Highlandtown ICE Encounter Leaves Man, Two Agents Hospitalized Amid Conflicting Accounts
Ever Alvarenga, 32, was hospitalized at Johns Hopkins Bayview after an April 2 ICE operation in Highlandtown left him with a concussion; two agents were also treated.

Ever Alvarenga, a 32-year-old Honduran asylum seeker who has lived in Baltimore for roughly 12 years, was hospitalized at Johns Hopkins Bayview Medical Center following an April 2 ICE enforcement operation in Highlandtown that left him with a concussion and what his attorneys described as "significant injuries." Two ICE agents were also treated and hospitalized after the encounter.
The competing accounts of what unfolded on that Highlandtown street have since become the center of a legal and political dispute. Attorneys Adam Crandell and Clarissa Lindsey, who represent Alvarenga, allege that an ICE vehicle violently rear-ended his van during a targeted operation and that agents then assaulted and detained him. The Department of Homeland Security issued a sharply different version: that Alvarenga drove recklessly, slammed on his brakes and caused a multi-car pileup, then attempted to flee before agents forcibly detained him. DHS confirmed the operation was designed to execute a final order of removal. Local video and witness accounts captured agents emerging from an unmarked pickup to move on people during the encounter.
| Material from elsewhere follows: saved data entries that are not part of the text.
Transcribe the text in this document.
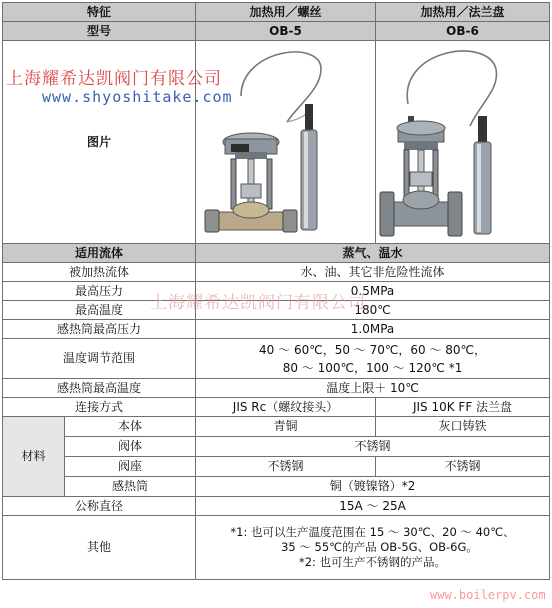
特征		加热用／螺丝	加热用／法兰盘
型号		OB-5	OB-6
图片	

适用流体		蒸气、温水	
被加热流体		水、油、其它非危险性流体	
最高压力		0.5MPa	
最高温度		180℃	
感热筒最高压力		1.0MPa	
温度调节范围		40 ～ 60℃，50 ～ 70℃，60 ～ 80℃，
80 ～ 100℃，100 ～ 120℃ *1	

感热筒最高温度		温度上限＋ 10℃	
连接方式		JIS Rc（螺纹接头）	JIS 10K FF 法兰盘
材料	本体	青铜	灰口铸铁
	阀体	不锈钢	
	阀座	不锈钢	不锈钢
	感热筒	铜（镀镍铬）*2	
公称直径		15A ～ 25A	
其他		*1: 也可以生产温度范围在 15 ～ 30℃、20 ～ 40℃、
35 ～ 55℃的产品 OB-5G、OB-6G。
*2: 也可生产不锈钢的产品。	
上海耀希达凯阀门有限公司
www.shyoshitake.com
上海耀希达凯阀门有限公司
www.boilerpv.com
While Alvarenga remained at Bayview, Crandell and Lindsey said they were repeatedly denied private access to their client. The justifications offered by hospital or federal staff changed over time, shifting from medical stabilization to paperwork complications. Senator Chris Van Hollen publicly condemned the situation, calling the denial of counsel a "clear denial of the due process rights" guaranteed in the Constitution. DHS disputed that characterization, pointing to the final removal order as the legal foundation for the arrest.
If access to Alvarenga continues to be blocked, his attorneys said they will escalate to formal legal action. For immigrant families in Highlandtown and surrounding neighborhoods, the episode raised pointed questions about the safety of enforcement operations conducted in active traffic, the use of unmarked federal vehicles on city streets, and whether constitutional protections are being honored once someone is in ICE custody. The case now sits at the intersection of federal removal authority and the due process claims that Alvarenga's legal team, and at least one U.S. senator, argue apply regardless of immigration status.